Now we think, the LMS is central; but it should enable me to use third party tools, but without being too confusing for students or too many logins!

Other tools coming to integrate are XAPI and Caliper – so in the future – we should have interoperability standards where we toss out the imitation tools from the LMS, and integrate easily with third party applications. Most competency based systems though are sticking with the walled garden idea.

Phil thinks that Canvas is pushing the competition – to reduce feature bloat and get a cleaner design.

Corporate learning is doing better with integrating tools; in the education market the integration of tools is more basic and somewhat clunky. The education market could learn from corporate learning.

Re mobile: The LMSes are moving their slowly. Offline access and responsive design for mobile are two major areas they are working on. It’s just slow.
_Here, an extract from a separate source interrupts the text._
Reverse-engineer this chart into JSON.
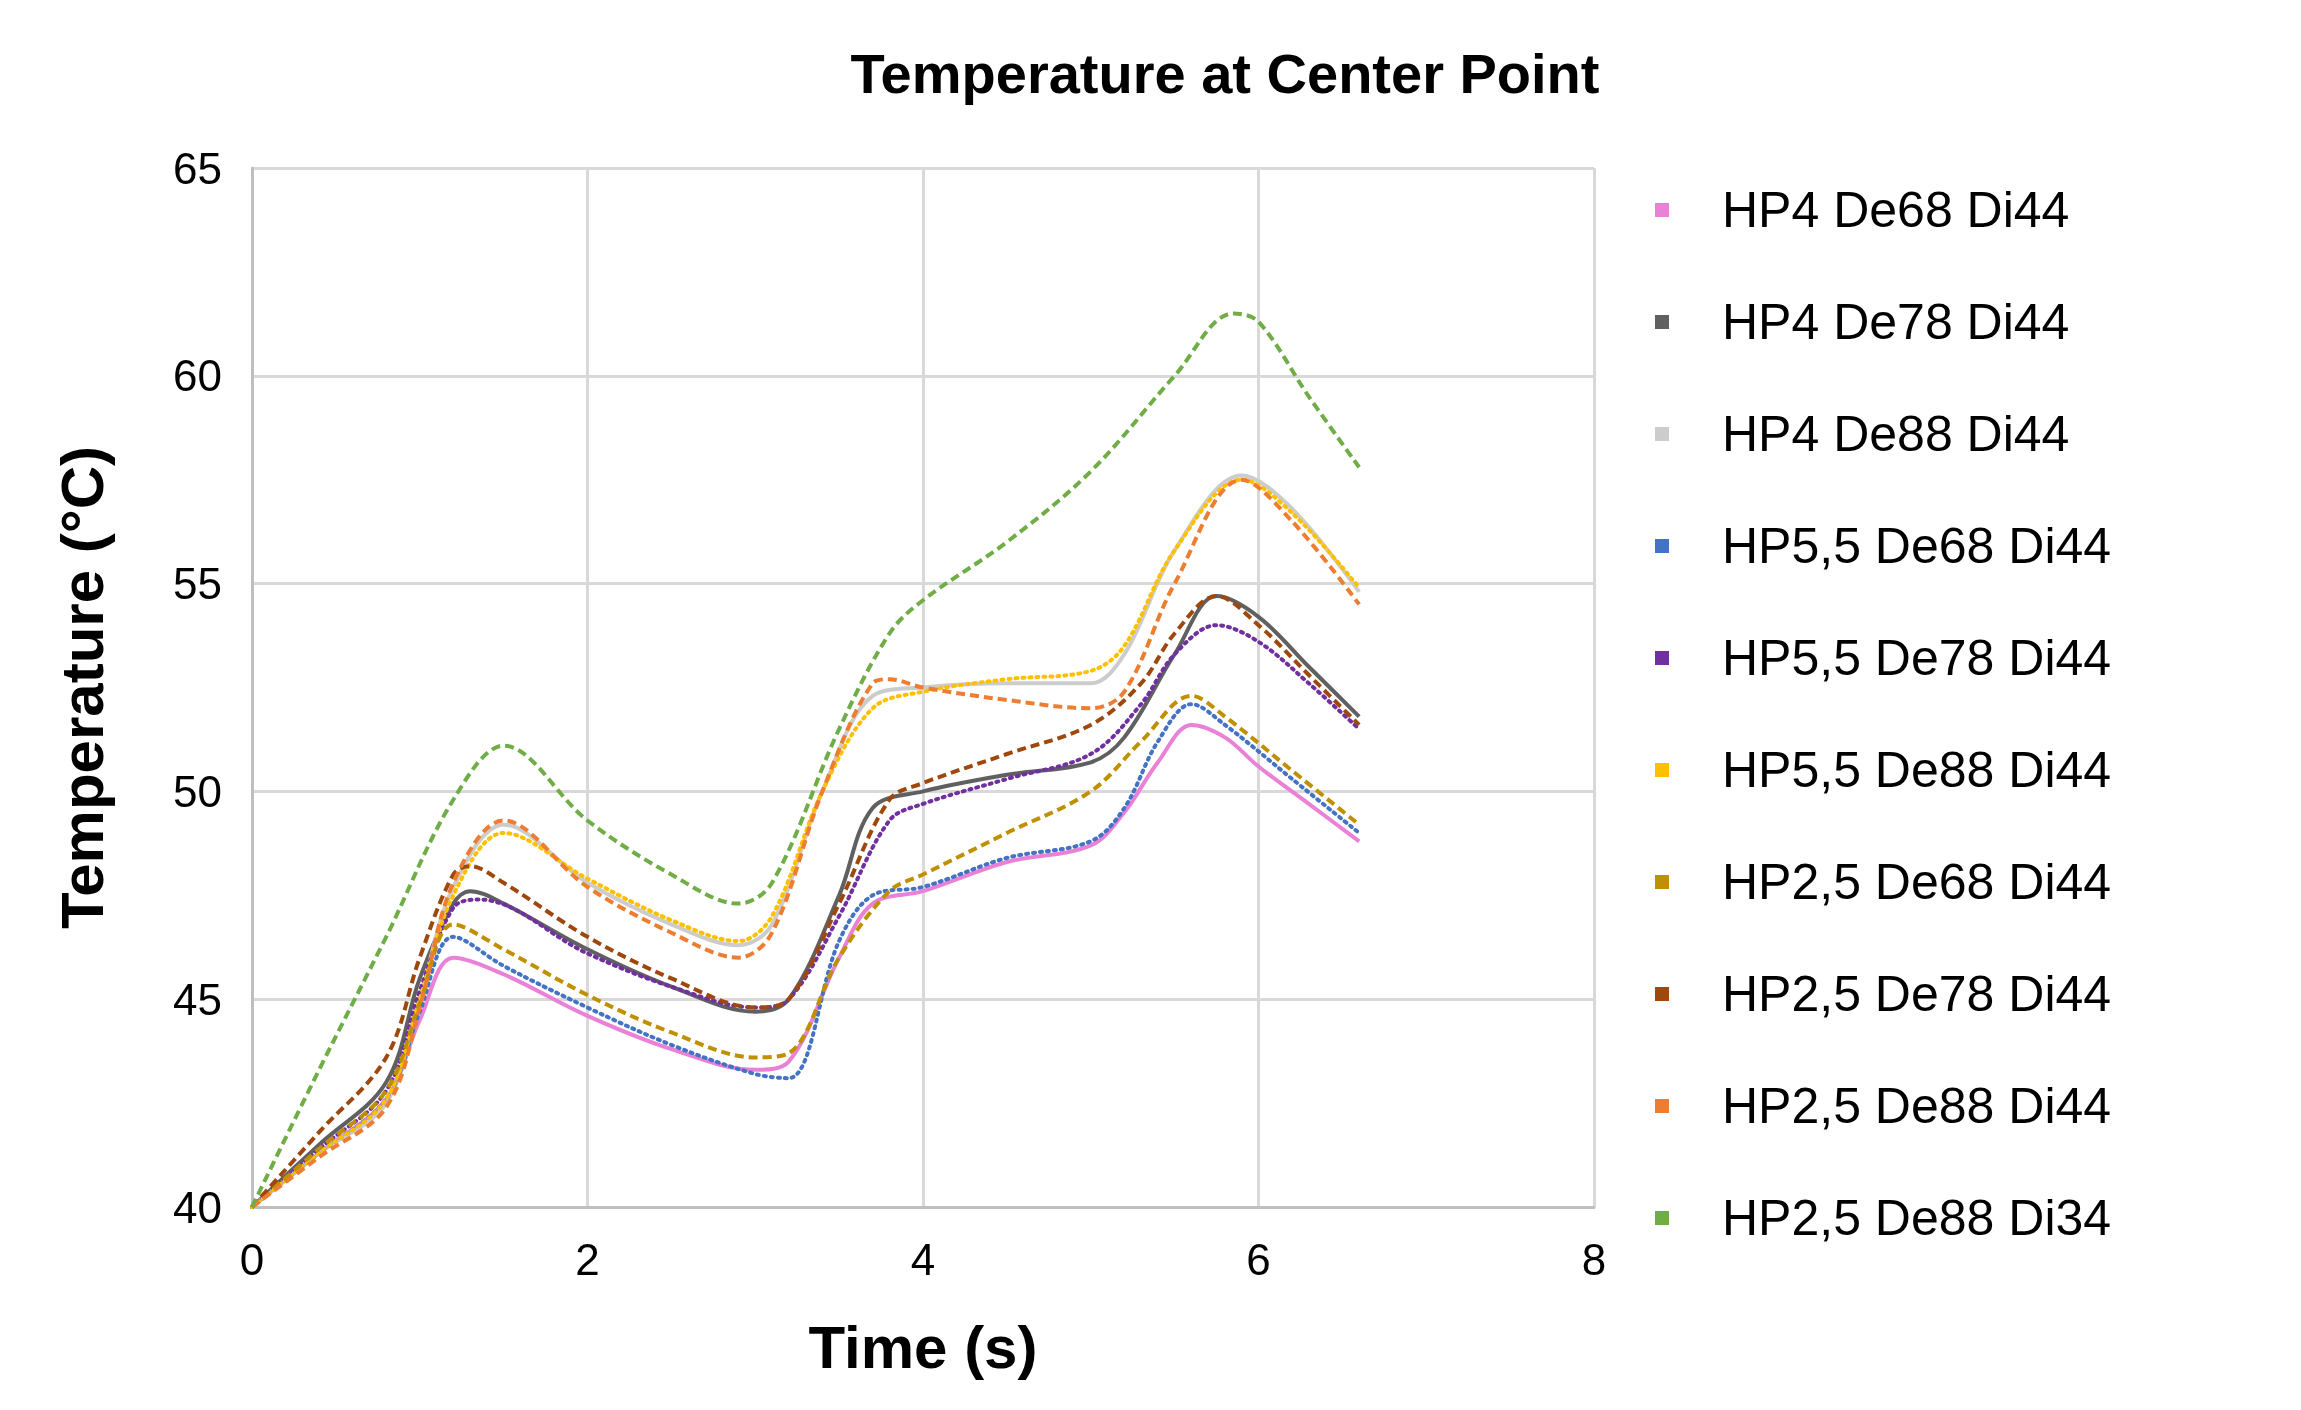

Re learning and data analytics – the movement is more towards – we want the data, but we aren’t as interested in your graphs and learning analytics. Given our work in Intelliboard, I see this. What the data means depends on course and institution policies – and it’s better for the institution to be building up the meaning around the data.

Great session to get an update on what’s happening with LMSes. The evidence seems clear that LMSes are not dead nor dying.